Lab experiments with human skin cells performed predominantly by Anna Marthaler, PhD, then revealed molecular links between these microRNA-203/p63 effects and HPV8 infection. The results suggested that HPV8’s E6 protein suppresses expression of C/EBPα, a protein that is known to play a key role in curbing the development of sun-induced skin cancer.

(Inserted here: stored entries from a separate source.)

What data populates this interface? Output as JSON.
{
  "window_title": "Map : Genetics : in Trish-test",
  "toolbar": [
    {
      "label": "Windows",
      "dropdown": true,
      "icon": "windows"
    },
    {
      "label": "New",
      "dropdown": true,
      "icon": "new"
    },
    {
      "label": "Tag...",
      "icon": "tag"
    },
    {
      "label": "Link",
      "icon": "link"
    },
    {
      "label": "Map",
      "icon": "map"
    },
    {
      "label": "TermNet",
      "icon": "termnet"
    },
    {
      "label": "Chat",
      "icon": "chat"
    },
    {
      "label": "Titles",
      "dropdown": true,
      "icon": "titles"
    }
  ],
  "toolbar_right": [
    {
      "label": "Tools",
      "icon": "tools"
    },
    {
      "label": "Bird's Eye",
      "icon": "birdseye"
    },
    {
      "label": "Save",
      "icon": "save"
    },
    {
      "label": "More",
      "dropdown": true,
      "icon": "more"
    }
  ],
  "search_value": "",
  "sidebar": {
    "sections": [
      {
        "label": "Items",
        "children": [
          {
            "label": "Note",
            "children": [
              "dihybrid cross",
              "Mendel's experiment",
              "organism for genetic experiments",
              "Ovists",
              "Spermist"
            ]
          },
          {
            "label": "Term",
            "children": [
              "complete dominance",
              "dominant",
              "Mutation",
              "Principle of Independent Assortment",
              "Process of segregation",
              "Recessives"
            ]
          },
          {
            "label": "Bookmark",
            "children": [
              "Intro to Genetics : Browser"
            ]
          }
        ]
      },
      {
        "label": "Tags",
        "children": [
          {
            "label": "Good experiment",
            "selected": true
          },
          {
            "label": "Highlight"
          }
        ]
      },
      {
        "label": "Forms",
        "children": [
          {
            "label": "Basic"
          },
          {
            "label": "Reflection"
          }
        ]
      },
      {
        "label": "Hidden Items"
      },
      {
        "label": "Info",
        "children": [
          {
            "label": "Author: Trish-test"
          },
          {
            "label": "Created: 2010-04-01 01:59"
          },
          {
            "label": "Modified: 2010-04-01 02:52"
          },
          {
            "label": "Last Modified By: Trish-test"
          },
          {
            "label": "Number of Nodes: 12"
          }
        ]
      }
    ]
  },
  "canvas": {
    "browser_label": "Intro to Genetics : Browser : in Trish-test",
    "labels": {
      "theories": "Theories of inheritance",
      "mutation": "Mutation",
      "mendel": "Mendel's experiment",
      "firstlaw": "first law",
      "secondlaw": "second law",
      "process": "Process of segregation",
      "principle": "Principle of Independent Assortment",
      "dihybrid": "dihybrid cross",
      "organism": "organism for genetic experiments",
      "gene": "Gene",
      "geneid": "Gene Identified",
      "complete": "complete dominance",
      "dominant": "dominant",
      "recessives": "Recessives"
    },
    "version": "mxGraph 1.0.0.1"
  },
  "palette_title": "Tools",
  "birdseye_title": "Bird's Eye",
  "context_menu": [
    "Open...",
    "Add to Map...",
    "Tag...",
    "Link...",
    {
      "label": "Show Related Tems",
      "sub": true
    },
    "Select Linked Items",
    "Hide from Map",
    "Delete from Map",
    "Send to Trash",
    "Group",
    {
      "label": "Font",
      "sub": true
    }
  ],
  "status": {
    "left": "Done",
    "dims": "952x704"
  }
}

Additional analysis showed that C/EBPα directly regulates microRNA-203 and is in turn regulated by the protein p300, a known target of E6 proteins. The researchers also showed that HPV8-infected skin lesions from EV patients had significantly lower levels of C/EBPα and microRNA-203 than did non-lesional skin cells.
Overall, these findings suggest the existence of a previously unknown molecular pathway involving p300, C/EBPα, and microRNA-203 that helps to maintain normal skin cell proliferation and differentiation. HPV8’s E6 protein appears to disturb the normal function of this pathway in EV patients, potentially paving the way for skin cancer.
“Our findings are particularly exciting because we now better understand how beta-HPV infection can contribute to UV-induced skin carcinogenesis,” the authors explain. “This discovery opens new avenues for therapeutic interventions against skin cancer.”